The Surprising Data Behind How Often Brands Should Post On Instagram [from Forbes; written by Jeff Bercovici]

 ”Union Metrics also looked at activity around paid content — ie. advertising — on Instagram, and found that it’s remarkably effective as a tool for driving follower acquisition and engagement. One big brand saw a 32% increase in followers after a 30-day paid campaign, translating into tens of thousands of new followers, plus a corresponding 25% increase in engagements on organic, non-paid posts. That suggests that followers obtained through paid promotion are as valuable as or more valuable than those acquired for free — another reversal of conventional wisdom, if it holds up on a wider scale.”

Want to learn more? Download our full Instagram whitepaper here.

10 Actionable Research Based Instagram Marketing Tips [from Heidi Cohen]

93% of prestige brands have a presence on Instagram, up from 63% in July 2013 according to L2 Think Tank research.”

Emphasis original. Pair with another great piece from Heidi this week: 10 Small Business Marketing Lessons You Need Regardless of Size.

10 Kinds of Stories to Tell with Data [from Harvard Business Review; written by Tom Davenport]

“Narrative is—along with visual analytics—an important way to communicate analytical results to non-analytical people. . .What’s needed is a framework for understanding the different kinds of stories that data and analytics can tell. If you don’t know what kind of story you want to tell, you probably won’t tell a good one.”

7 Ingredients for Employee Social Advocacy [from Convince and Convert; written by Jay Baer]

“. . .employee social media advocacy gives you Authenticity, Trustworthiness, and Reach. But, getting there isn’t a snap. There are many steps involved in creating and maintaining an effective program of this type.”

Click through for the full SlideShare.

The best crowdsourced social media campaigns [from iMedia Connection; written by Drew Hubbard]

Examples of the best crowsourced social campaigns in recent memory. Do you have one to add?

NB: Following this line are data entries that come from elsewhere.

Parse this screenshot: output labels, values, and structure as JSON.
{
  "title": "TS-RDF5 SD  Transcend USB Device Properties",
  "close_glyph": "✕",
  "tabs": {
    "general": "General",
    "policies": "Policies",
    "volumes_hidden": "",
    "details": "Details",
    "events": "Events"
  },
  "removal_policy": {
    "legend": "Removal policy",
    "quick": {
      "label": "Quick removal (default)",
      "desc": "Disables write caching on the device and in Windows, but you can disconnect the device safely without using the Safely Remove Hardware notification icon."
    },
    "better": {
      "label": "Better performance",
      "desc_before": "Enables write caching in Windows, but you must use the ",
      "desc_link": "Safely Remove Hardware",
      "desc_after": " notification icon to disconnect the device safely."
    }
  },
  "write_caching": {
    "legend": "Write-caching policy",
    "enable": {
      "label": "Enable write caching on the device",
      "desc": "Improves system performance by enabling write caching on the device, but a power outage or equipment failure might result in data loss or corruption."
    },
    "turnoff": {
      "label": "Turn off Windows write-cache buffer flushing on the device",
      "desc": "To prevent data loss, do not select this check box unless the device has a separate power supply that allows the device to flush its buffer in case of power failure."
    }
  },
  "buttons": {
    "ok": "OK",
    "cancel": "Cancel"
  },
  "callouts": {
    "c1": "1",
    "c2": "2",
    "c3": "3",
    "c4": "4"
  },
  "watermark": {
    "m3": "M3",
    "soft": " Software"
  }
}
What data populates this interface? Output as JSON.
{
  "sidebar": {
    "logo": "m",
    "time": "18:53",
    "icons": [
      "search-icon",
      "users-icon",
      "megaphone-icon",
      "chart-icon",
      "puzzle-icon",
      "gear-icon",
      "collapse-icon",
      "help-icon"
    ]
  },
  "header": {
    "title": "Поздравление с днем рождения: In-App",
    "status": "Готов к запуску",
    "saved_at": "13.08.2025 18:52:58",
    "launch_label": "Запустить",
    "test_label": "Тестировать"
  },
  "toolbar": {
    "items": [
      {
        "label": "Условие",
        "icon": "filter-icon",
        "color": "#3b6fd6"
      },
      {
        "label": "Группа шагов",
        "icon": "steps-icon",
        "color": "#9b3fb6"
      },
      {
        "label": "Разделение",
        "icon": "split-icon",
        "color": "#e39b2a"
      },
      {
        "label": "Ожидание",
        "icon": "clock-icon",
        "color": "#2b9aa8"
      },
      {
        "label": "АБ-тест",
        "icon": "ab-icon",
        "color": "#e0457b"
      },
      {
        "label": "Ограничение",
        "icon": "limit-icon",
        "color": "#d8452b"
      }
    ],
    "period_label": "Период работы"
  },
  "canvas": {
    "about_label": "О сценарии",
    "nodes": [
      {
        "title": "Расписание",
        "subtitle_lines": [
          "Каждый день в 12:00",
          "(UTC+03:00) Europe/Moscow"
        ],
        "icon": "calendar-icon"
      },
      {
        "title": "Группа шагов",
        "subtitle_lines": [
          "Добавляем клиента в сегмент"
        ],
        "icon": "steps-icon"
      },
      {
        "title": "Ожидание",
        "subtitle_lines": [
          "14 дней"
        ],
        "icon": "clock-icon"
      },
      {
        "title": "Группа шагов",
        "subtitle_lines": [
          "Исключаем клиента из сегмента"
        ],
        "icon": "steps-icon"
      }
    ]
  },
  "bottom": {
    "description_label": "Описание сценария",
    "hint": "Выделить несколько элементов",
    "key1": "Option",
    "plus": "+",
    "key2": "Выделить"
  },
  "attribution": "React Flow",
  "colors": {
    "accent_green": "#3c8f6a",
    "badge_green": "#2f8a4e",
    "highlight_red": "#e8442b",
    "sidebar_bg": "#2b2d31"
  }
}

Or a failed attempt everyone can learn from?

Over 100 B2B Content Marketing Statistics for 2014 [from TopRank Online Marketing Blog; written by Lee Odden]

This roundup covers everything from “insourcing vs. outsourcing to the most effective tactics”, but we pulled B2B content marketing and social media tactics here:

B2B content marketers use an average of 6 social media platforms

  • 91% of B2B marketers use LinkedIn to distribute content
  • 85% of B2B marketers use Twitter to distribute content
  • 81% of B2B marketers use Facebook to distribute content
  • 73% of B2B marketers use YouTube to distribute content
  • 55% of B2B marketers use Google+ to distribute content
  • 40% of B2B marketers use SlideShare to distribute content
  • 34% of B2B marketers use Pinterest to distribute content
  • 22% of B2B marketers use Instagram to distribute content
  • 22% of B2B marketers use Vimeo to distribute content
  • 16% of B2B marketers use Flickr to distribute content
  • 15% of B2B marketers use StumbleUpon to distribute content
  • 14% of B2B marketers use Foursquare to distribute content
  • 14% of B2B marketers use Tumblr to distribute content
  • 14% of B2B marketers use Vine to distribute content”

On Being Useful [from Social Media Explorer; written by Tracey Parsons]

Excellent follow-up piece on the discussion on the balance brands need to strike between being human and being useful; shows examples of brands who strive to be useful in a human way.

The Ecommerce Brand’s Guide To Pinterest [from Social Fresh; written by Julie Bee]

If you’re an ecommerce brand that has already set up a Pinterest Business Page and gotten verified, then this article tells you where to go next.

How 4 Brands Embraced Tumblr’s New Mobile Design [from AdWeek; written by Garett Sloane]

“‘Tumblr is a place where brands can breathe,’ the company said in today’s mobile redesign announcement. ‘We’re once again stretching the canvas for brands and marketers to create a mobile identity that is truly representative of their brand.’”

Pair with Tumblr declares war on the internet’s identity crisis from The Verge.

Twitter’s Marketing Problem [from stratechery; written by Ben Thompson]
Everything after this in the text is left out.